And her tears are on her cheeks:
Among all her lovers
She hath none to comfort:
All her friends have dealt treacherously with her,
They have become her enemies."
This was but the enlargement and national application of the distress experienced by the women of Israel during the siege and final overthrow of the city in which all Jewish hopes centred.
Of the Hebrew women during the period of the exile, we know comparatively little. And yet no woman of later Biblical Judaism made so deep an impression upon the Jewish mind as did Esther. By her beauty and the wise cunning of her uncle, she became the wife of King Ahasuerus, the famous Persian who attempted to measure arms with the Greeks--an effort which turned out so disastrously for the gigantic but undisciplined Persian army. The story of Vashti's deposal, because she refused to lend herself to the immodest proposal of the king, befuddled by the wine of banqueting and revelry; of the subsequent selection of Esther as queen; of her entreaty for her people, against whom a deep-laid and cruel plot was soon to be executed,--is a familiar narrative.
That a Jewish woman should have been elevated to such a position in the Persian palace seems so improbable that some have been inclined to doubt the accuracy of the story which the Book of Esther records, especially since profane history tells of but one wife of Ahasuerus, Amestris. But the argument from silence is always precarious. Vashti and Esther may easily have been extra-legal wives of the king, even though Amestris were his only legally recognized wife.

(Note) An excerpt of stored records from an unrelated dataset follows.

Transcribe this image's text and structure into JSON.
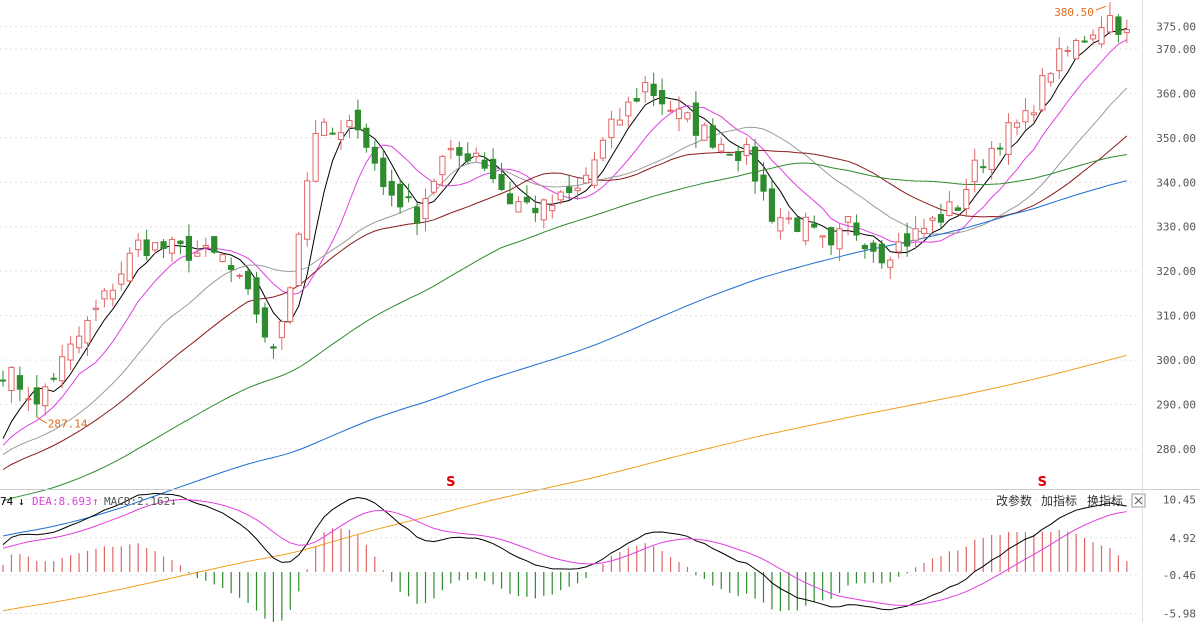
{
  "colors": {
    "up": "#e06666",
    "down": "#2e8b2e",
    "ma5": "#000000",
    "ma10": "#e040e0",
    "ma20": "#9a9a9a",
    "ma30": "#8b1a1a",
    "ma60": "#2e8b2e",
    "ma120": "#1e6fd0",
    "ma250": "#f0a020",
    "dif": "#000000",
    "dea": "#e040e0",
    "grid": "#e2e2e2",
    "annotation": "#e06a1c",
    "marker": "#e00000"
  },
  "annotations": {
    "low_label": "287.14",
    "high_label": "380.50"
  },
  "markers": [
    {
      "text": "S",
      "day": 53
    },
    {
      "text": "S",
      "day": 123
    }
  ],
  "legend": {
    "dif_suffix": "74",
    "dif_arrow": "↓",
    "dea_text": "DEA:8.693",
    "dea_arrow": "↑",
    "macd_text": "MACD:2.162",
    "macd_arrow": "↓"
  },
  "toolbar": {
    "change_params": "改参数",
    "add_indicator": "加指标",
    "switch_indicator": "换指标",
    "close_icon": "close-icon"
  },
  "chart_data": [
    {
      "type": "candlestick",
      "title": "",
      "yticks": [
        "280.00",
        "290.00",
        "300.00",
        "310.00",
        "320.00",
        "330.00",
        "340.00",
        "350.00",
        "360.00",
        "370.00",
        "375.00"
      ],
      "ylim": [
        271,
        381
      ],
      "days": 134,
      "low": {
        "value": 287.14,
        "day": 4
      },
      "high": {
        "value": 380.5,
        "day": 131
      },
      "close_keypoints": [
        [
          0,
          298
        ],
        [
          4,
          291
        ],
        [
          10,
          308
        ],
        [
          16,
          326
        ],
        [
          20,
          325
        ],
        [
          26,
          323
        ],
        [
          30,
          311
        ],
        [
          32,
          301
        ],
        [
          34,
          318
        ],
        [
          37,
          352
        ],
        [
          40,
          350
        ],
        [
          42,
          354
        ],
        [
          45,
          339
        ],
        [
          49,
          333
        ],
        [
          52,
          345
        ],
        [
          56,
          347
        ],
        [
          60,
          336
        ],
        [
          64,
          334
        ],
        [
          68,
          338
        ],
        [
          72,
          352
        ],
        [
          76,
          362
        ],
        [
          80,
          355
        ],
        [
          84,
          350
        ],
        [
          88,
          346
        ],
        [
          91,
          333
        ],
        [
          95,
          330
        ],
        [
          98,
          324
        ],
        [
          100,
          331
        ],
        [
          104,
          324
        ],
        [
          107,
          327
        ],
        [
          110,
          331
        ],
        [
          113,
          335
        ],
        [
          115,
          343
        ],
        [
          118,
          350
        ],
        [
          121,
          354
        ],
        [
          124,
          366
        ],
        [
          127,
          371
        ],
        [
          131,
          378
        ],
        [
          133,
          373
        ]
      ],
      "moving_averages": [
        {
          "name": "MA5",
          "period": 5
        },
        {
          "name": "MA10",
          "period": 10
        },
        {
          "name": "MA20",
          "period": 20
        },
        {
          "name": "MA30",
          "period": 30
        },
        {
          "name": "MA60",
          "period": 60
        },
        {
          "name": "MA120",
          "period": 120
        },
        {
          "name": "MA250",
          "period": 250
        }
      ]
    },
    {
      "type": "bar",
      "title": "MACD",
      "yticks": [
        "10.45",
        "4.92",
        "-0.46",
        "-5.98"
      ],
      "ylim": [
        -7.2,
        11.8
      ],
      "series": [
        {
          "name": "DIF"
        },
        {
          "name": "DEA",
          "last": 8.693
        },
        {
          "name": "MACD",
          "last": 2.162
        }
      ]
    }
  ]
}
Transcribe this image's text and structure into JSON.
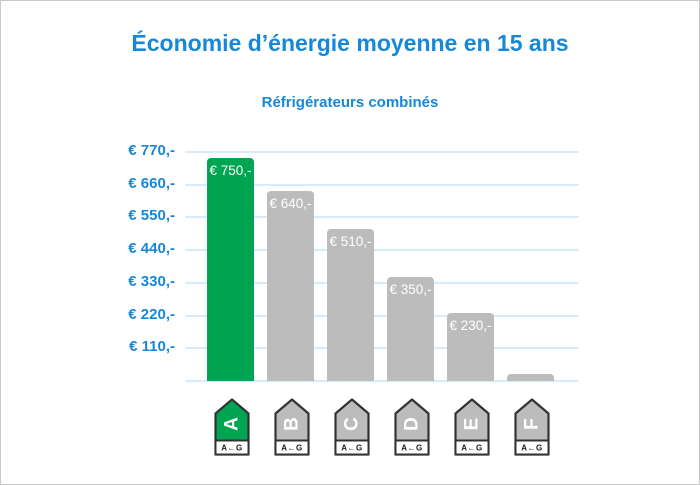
{
  "title": "Économie d’énergie moyenne en 15 ans",
  "subtitle": "Réfrigérateurs combinés",
  "colors": {
    "accent_blue": "#1787d8",
    "bar_green": "#00a551",
    "bar_gray": "#bcbcbc",
    "gridline_blue": "#d7ebfa",
    "icon_border": "#333333"
  },
  "energy_scale_text": "A←G",
  "y_axis": {
    "tick_labels": [
      "€ 770,-",
      "€ 660,-",
      "€ 550,-",
      "€ 440,-",
      "€ 330,-",
      "€ 220,-",
      "€ 110,-"
    ]
  },
  "chart_data": {
    "type": "bar",
    "title": "Économie d’énergie moyenne en 15 ans",
    "subtitle": "Réfrigérateurs combinés",
    "categories": [
      "A",
      "B",
      "C",
      "D",
      "E",
      "F"
    ],
    "values": [
      750,
      640,
      510,
      350,
      230,
      25
    ],
    "bar_labels": [
      "€ 750,-",
      "€ 640,-",
      "€ 510,-",
      "€ 350,-",
      "€ 230,-",
      ""
    ],
    "bar_colors": [
      "#00a551",
      "#bcbcbc",
      "#bcbcbc",
      "#bcbcbc",
      "#bcbcbc",
      "#bcbcbc"
    ],
    "xlabel": "",
    "ylabel": "",
    "ylim": [
      0,
      770
    ],
    "ytick_interval": 110,
    "ytick_labels": [
      "€ 770,-",
      "€ 660,-",
      "€ 550,-",
      "€ 440,-",
      "€ 330,-",
      "€ 220,-",
      "€ 110,-"
    ],
    "grid": true,
    "legend": false,
    "x_axis_icons": "EU energy-label arrows A to F, scale caption A←G"
  }
}
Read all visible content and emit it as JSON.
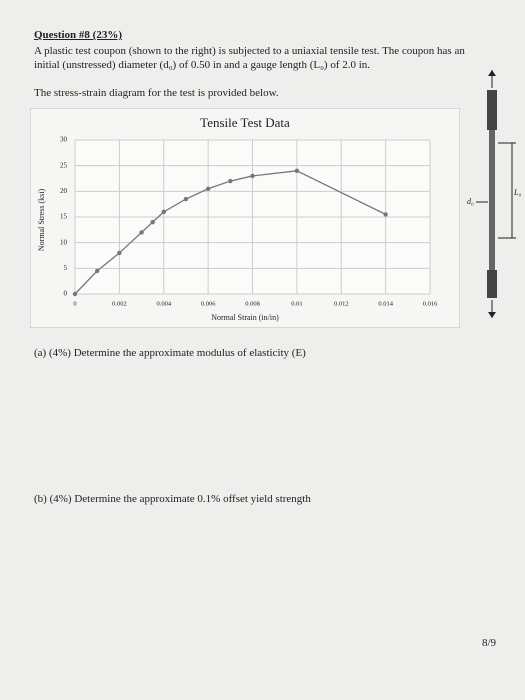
{
  "question": {
    "heading": "Question #8 (23%)",
    "intro": "A plastic test coupon (shown to the right) is subjected to a uniaxial tensile test. The coupon has an initial (unstressed) diameter (d₀) of 0.50 in and a gauge length (L₀) of 2.0 in.",
    "diagram_note": "The stress-strain diagram for the test is provided below.",
    "part_a": "(a) (4%) Determine the approximate modulus of elasticity (E)",
    "part_b": "(b) (4%) Determine the approximate 0.1% offset yield strength",
    "page_number": "8/9"
  },
  "figure": {
    "diameter_label": "d₀",
    "length_label": "L₀"
  },
  "chart_data": {
    "type": "line",
    "title": "Tensile Test Data",
    "x_label": "Normal Strain (in/in)",
    "y_label": "Normal Stress (ksi)",
    "x": [
      0,
      0.001,
      0.002,
      0.003,
      0.0035,
      0.004,
      0.005,
      0.006,
      0.007,
      0.008,
      0.01,
      0.014
    ],
    "values": [
      0,
      4.5,
      8,
      12,
      14,
      16,
      18.5,
      20.5,
      22,
      23,
      24,
      15.5
    ],
    "color": "#777777",
    "xlim": [
      0,
      0.016
    ],
    "xticks": [
      0,
      0.002,
      0.004,
      0.006,
      0.008,
      0.01,
      0.012,
      0.014,
      0.016
    ],
    "ylim": [
      0,
      30
    ],
    "yticks": [
      0,
      5,
      10,
      15,
      20,
      25,
      30
    ],
    "grid": true
  }
}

The well-known custom of Oriental monarchies makes such a view highly probable. At all events, there stands the well-known feast of Purim, the "festival of the Lots," as a monument in Jewish religious life of the substantial accuracy of the events recorded in the Book of Esther.

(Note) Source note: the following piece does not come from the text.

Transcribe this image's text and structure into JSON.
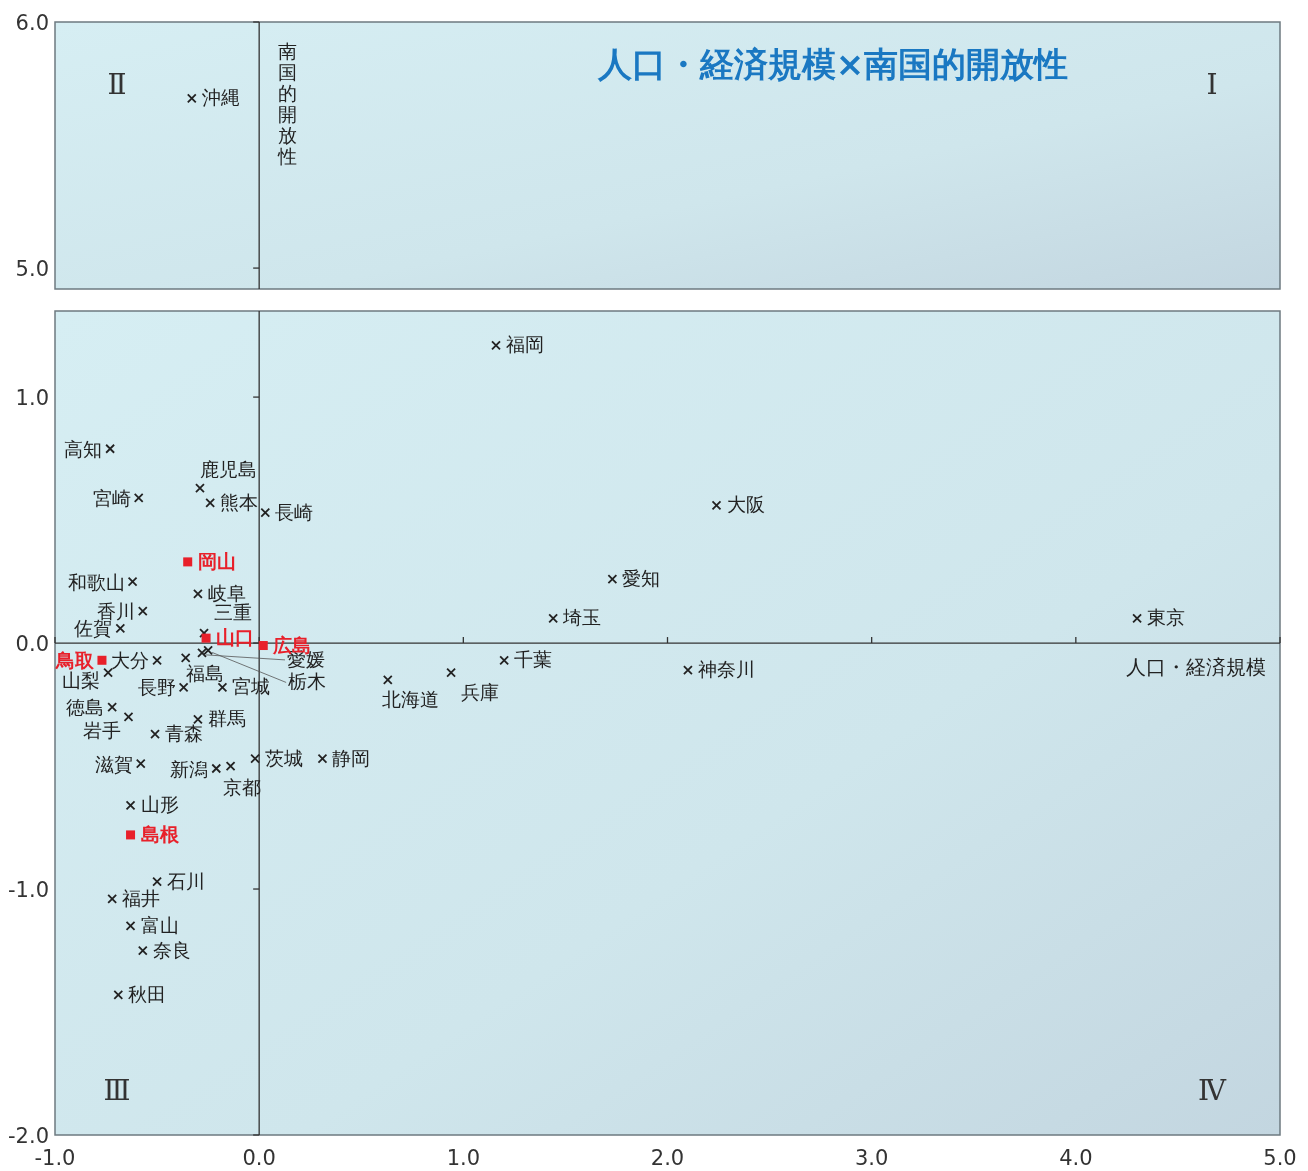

The power of Esther's life and of her service to her people in exile may be in a measure estimated by the fact that no book in all the Bible was so much copied, or was so generally in possession of the Jewish families as that of Esther. Indeed, it was asserted by Maimonides and believed by many that when at the coming of Messiah all the rest of the Old Testament should pass away, there would still remain the five books of the law and the Book of Esther. Written as it was, upon separate scrolls, it was in thousands of Jewish houses. Even at the present day rolls containing Esther are the prized possession of Jewish families; and these are sometimes even now passed down from parents to their children upon the wedding day. On the day of Purim, the book is read in public as a part of the service, that the way in which Esther became the savior of her people may never be forgotten. The power of Esther's story over the Jewish mind has seemed the more remarkable, since it is the single book in the Hebrew Canon which does not contain the name of God. But on the other hand, there is no Hebrew writing that is so intense in its national spirit; none which breathes and burns so deeply with the characteristic genius of "the peculiar people."

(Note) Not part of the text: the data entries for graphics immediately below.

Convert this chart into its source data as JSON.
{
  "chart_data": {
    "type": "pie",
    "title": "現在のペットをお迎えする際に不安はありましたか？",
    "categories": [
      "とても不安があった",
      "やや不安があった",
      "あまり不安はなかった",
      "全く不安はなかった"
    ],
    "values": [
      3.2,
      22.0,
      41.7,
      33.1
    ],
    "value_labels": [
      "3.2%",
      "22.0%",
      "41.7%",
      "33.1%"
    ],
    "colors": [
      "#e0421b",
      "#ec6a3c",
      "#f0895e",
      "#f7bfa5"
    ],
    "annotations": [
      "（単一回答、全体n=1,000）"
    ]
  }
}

There was perhaps no time in the history of the Hebrews when social life received a more severe shock than during the days of the reforms instituted by Nehemiah about the middle of the fifth century before Christ. When the Jews returned from their exile in Babylonia many of them married women of gentile blood and religion, daughters of those who had peopled the land of Palestine during the exile. Children of Jews were being born and taught heathen language and heathen worship by their mothers. Nehemiah, under appointment as governor, when he saw that Jews had married "wives of Ashdod, of Ammon, and of Moab," commanded that all foreign women be immediately divorced, and that only Jewish women should be taken for wives. Great was the temporary suffering involved, to be sure, but the aim in view, namely that of keeping the people henceforth free from idolatry seemed to justify even so drastic a measure. A grandson of the high priest, himself in priestly line, had married Nicaso, daughter of Sanballat, the Horonite, the very crafty and troublesome ruler of Samaria. When Nehemiah demanded of him that he give up his wife he refused. The governor accordingly expelled him from Jerusalem, chasing him out of his presence, as the Biblical narrative informs us. Josephus says that when the people demanded that he give up his alien wife or his priestly office,--as the law flatly forbade priests from having foreign wives,--he decided first in favor of his office. But when Sanballat, his father-in-law, heard of it, he told him not to move hastily, but if he would keep Nicaso his wife, he, Sanballat, would build him a temple of his own, so that he might be not only a priest, but high priest, and Nicaso's husband at the same time. This appealed to Manasseh's judgment, and he chose the plan of his father-in-law. Thus was built the temple on Mount Gerizim, which became thereafter the centre of Samaritan life and worship. It was concerning Mount Gerizim that the Samaritan woman at the well spoke when she said to Jesus: "Our fathers worshipped in this mountain; and ye say that in Jerusalem is the place where men ought to worship."